Why We Use the King James Bible (mostly)

“The words of the LORD are pure words: as silver tried in a furnace of earth, purified seven times. Thou shalt keep them (His Words), O LORD, thou shalt preserve them from this generation for ever.” (Psalms 12:6-7)

We have many reasons we use the King James Bible.

1) The King James Bible is one of the simplest, yes, I said the simplest, to read.

It only has about 8000 different words as opposed to the NIV which has over 14,000 different words.

In comparisons of different translations for grade level placement, one scholar came to the following assessment:·
  • The King James averages grade level- 5.8 (fifth grade, eighth month)·
  • New International Version- 8.4·
  • New American Standard Bible- 6.1·
  • The English Version-7.2·
  • New KJV- 6.9
So a child can learn to read all the words in a KJB much sooner than any other translation.

A comparison of words in the KJV and the NASB:

Matt 1:11 carried away
Luke 5:29 sat
Matt 5:21 kill
Matt 5:19 Break
recline at the table

You get the idea.
(This is only a small sampling. For more information on this issue go to “New Age Bible Versions” by G.A Riplinger)

2) The KJV is the most accurate
“Heaven and earth shall pass away, but my words shall not pass away”
(Matthew 24:35).

I am convinced the KJV is the most accurate English Bible commonly available. It does have some problems, but it came from superior transcripts and had more scholarly translators who actually believed the Bible was true. Some other translation’s translators didn’t really believe the Bible was true- especially concerning Creation- before they started and this has affected how they translated certain passages. 

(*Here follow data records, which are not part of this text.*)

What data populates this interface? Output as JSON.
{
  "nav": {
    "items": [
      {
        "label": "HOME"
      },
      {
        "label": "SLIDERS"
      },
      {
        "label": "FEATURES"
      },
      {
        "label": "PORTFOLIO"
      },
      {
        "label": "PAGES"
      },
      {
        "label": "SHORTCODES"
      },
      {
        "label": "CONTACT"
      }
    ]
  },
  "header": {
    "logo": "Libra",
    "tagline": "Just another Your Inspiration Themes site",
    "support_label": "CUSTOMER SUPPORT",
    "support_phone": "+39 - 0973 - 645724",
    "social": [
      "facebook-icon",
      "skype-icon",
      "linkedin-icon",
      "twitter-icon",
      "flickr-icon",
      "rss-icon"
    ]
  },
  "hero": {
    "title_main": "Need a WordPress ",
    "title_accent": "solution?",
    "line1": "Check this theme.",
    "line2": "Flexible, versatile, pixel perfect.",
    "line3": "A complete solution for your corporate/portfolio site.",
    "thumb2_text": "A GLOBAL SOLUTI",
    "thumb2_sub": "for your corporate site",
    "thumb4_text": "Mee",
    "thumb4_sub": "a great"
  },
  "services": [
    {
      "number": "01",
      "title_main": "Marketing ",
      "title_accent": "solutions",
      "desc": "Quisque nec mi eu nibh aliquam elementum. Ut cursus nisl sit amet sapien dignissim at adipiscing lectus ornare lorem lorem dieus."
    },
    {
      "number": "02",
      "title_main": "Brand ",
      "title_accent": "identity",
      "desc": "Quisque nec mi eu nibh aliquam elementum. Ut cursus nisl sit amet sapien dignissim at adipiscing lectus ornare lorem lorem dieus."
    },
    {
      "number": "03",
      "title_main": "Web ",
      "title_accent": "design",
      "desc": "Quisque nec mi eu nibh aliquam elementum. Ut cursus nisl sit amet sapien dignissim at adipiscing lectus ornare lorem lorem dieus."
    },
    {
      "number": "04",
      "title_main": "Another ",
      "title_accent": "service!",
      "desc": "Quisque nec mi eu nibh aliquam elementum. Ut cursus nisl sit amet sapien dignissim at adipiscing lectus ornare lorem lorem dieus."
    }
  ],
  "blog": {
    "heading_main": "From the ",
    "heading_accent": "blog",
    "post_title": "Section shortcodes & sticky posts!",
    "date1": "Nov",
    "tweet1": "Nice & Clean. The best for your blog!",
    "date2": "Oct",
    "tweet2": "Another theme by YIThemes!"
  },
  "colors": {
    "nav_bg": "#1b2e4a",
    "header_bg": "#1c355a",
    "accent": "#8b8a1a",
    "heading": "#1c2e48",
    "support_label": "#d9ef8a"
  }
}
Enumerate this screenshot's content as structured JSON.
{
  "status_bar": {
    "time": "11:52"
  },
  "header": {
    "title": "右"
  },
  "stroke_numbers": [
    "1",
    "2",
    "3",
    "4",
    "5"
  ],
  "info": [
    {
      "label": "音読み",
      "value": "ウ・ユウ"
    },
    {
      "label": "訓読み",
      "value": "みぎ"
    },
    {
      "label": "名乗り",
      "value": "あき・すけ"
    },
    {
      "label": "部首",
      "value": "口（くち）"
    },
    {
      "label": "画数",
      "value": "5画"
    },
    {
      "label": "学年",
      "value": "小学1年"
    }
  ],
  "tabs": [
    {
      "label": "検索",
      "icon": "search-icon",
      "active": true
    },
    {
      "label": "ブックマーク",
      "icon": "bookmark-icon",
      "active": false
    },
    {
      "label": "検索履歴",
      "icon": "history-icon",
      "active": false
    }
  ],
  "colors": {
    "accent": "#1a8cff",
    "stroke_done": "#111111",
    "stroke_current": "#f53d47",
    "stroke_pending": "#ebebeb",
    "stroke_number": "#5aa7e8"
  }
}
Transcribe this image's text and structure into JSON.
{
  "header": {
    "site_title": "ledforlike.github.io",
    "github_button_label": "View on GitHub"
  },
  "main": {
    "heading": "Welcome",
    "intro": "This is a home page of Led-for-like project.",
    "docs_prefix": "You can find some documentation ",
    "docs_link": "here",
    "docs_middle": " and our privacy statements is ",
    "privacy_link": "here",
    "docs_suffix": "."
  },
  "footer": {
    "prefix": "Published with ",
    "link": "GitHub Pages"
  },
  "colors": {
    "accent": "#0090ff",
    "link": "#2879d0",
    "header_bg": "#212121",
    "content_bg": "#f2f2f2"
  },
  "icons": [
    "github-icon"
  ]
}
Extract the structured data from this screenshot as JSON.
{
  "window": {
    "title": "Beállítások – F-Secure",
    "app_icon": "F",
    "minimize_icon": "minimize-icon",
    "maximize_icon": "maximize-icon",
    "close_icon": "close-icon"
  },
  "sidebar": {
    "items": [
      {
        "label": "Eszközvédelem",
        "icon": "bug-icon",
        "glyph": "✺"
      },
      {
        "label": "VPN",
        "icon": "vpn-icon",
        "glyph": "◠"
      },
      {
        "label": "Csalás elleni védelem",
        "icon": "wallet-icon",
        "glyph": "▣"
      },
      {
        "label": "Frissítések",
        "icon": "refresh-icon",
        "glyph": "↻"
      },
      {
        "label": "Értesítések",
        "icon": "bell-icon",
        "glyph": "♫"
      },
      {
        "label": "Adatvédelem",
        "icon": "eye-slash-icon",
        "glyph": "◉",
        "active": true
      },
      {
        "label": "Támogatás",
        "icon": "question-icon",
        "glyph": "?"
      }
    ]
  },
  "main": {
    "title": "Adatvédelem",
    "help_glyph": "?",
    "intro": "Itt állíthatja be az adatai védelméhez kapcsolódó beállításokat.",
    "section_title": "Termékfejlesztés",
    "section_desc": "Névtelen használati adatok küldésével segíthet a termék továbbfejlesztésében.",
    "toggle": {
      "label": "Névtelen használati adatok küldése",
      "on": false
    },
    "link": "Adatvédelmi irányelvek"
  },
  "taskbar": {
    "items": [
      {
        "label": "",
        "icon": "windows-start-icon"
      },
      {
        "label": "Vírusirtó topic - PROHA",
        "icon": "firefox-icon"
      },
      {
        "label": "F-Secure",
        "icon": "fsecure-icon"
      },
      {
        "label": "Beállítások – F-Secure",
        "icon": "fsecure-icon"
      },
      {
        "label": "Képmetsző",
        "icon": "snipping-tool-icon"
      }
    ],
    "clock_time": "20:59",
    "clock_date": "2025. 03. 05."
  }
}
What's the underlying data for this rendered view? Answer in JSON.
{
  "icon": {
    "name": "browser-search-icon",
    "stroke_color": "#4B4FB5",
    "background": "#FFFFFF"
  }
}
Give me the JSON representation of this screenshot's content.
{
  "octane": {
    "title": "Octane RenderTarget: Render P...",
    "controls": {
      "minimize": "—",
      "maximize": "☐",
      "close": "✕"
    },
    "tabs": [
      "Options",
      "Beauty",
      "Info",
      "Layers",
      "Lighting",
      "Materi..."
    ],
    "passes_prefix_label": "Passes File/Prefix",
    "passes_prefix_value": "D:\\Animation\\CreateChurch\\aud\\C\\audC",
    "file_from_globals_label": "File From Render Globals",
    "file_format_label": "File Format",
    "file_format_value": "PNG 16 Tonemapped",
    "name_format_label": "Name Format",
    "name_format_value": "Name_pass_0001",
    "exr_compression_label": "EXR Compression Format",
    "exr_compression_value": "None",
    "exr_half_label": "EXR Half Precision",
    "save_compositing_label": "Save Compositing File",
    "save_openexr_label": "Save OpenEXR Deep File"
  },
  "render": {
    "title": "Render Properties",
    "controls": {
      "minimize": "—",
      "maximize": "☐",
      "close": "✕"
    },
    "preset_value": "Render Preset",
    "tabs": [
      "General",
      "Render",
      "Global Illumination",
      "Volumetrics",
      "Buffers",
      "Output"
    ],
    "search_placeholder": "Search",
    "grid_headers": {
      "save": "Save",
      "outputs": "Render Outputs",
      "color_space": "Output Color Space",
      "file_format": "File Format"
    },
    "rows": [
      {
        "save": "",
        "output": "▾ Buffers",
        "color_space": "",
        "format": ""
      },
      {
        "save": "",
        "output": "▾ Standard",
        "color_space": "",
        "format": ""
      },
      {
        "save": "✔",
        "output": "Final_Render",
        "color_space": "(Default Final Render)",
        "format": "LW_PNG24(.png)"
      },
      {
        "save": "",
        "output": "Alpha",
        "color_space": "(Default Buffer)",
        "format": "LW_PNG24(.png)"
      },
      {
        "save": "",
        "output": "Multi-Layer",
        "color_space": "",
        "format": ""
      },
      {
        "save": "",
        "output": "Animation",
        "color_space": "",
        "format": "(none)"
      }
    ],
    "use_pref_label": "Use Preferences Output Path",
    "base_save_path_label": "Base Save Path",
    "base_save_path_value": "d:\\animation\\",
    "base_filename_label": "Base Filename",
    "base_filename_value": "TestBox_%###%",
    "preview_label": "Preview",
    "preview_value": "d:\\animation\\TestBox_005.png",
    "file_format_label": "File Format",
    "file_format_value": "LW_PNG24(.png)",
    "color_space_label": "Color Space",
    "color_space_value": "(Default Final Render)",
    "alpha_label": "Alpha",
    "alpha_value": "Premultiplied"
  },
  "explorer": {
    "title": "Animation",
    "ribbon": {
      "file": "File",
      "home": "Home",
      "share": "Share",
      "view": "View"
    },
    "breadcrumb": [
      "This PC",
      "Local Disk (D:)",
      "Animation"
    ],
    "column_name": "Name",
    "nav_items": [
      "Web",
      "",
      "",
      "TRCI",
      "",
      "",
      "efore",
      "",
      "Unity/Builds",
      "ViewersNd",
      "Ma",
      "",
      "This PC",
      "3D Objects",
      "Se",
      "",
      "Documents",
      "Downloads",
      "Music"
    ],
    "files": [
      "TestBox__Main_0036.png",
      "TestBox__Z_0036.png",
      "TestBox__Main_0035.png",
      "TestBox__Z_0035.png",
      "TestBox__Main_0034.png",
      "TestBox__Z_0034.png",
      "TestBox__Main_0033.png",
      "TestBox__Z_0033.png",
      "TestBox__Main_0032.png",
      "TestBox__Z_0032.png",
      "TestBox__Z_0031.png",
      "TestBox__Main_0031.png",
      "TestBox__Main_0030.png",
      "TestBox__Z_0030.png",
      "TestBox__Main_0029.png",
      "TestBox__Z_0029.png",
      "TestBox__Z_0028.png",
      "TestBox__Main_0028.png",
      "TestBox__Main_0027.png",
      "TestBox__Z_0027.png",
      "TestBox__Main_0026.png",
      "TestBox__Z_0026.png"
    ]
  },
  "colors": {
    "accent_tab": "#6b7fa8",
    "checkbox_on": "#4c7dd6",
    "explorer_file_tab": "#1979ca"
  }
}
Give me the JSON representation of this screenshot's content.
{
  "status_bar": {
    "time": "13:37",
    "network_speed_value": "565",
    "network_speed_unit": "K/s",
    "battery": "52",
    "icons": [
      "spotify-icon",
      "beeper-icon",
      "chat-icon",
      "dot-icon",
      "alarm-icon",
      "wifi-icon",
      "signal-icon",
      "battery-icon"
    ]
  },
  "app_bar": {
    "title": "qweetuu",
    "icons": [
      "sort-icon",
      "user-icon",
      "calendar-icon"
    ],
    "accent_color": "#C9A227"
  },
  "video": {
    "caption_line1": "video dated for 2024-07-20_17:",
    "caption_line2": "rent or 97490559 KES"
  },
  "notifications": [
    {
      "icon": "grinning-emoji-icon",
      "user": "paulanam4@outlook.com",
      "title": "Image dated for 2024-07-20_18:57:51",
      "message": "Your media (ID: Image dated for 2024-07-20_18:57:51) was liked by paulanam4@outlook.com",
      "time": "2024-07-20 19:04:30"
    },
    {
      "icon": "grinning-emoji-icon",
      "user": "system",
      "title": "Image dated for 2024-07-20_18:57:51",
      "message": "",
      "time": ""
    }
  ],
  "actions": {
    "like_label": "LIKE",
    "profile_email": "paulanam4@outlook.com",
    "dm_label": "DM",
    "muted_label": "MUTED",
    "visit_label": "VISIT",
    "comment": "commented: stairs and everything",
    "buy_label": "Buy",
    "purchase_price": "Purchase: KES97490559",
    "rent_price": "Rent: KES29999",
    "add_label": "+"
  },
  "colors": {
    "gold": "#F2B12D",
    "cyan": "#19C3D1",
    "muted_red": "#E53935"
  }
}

I know of people that have learned Greek and Hebrew to aid in their study of the Bible. They say that there is nothing like reading It in the original to get the full meaning, but the KJV comes closer than any of the other translations.

  3) The KJV is Beautiful

It is written in the most beautiful form the English language has ever taken; Shakespearean English (No one actually spoke this way. It was a dialect used for artistic purposes).

Not only is God’s Word worthy of being presented in the most beautiful form available, this near-poetic language is easier to memorize. You tell me what sticks in the brain better;

“First this: God created the Heavens and Earth--all you see, all you don't see. Earth was a soup of nothingness, a bottomless emptiness, an inky blackness. God's Spirit brooded like a bird above the watery abyss.” (The Message)


“In the beginning God created the heavens and the earth. And the earth was without form and void and darkness was upon the face of the deep.” (KJV)

Though similar, the later has a poetic cadence that makes it easier to memorize.

4) A Great Chance to Learn!
“Cling to the whole Bible, not a part of it. A man can not do much with a broken sword.”

The unfamiliar words (form, void, etc) give you a perfect opportunity to increase your vocabulary. And since the new words are used in real life, you will remember them far better than if they had come from an abstract workbook page.

5) And, this is the translation most of us in our congregation grew up with, so we are most familiar with it.

We do use other translations as study tools, to get a different perspective on a verse, but when there is a difference of translation, we generally go with the KJV.

All translations get the important stuff right:

All have sinned and come short of the Glory of God.
The wages of sin is death, but the gift of God is eternal life through Jesus Christ our Lord.

So if you are more comfortable with a different translation, that's OK. I enjoy reading others too.  But we do need to strive to be as accurate to God's original intent as we can be. We believe this is easiest with the King James Version.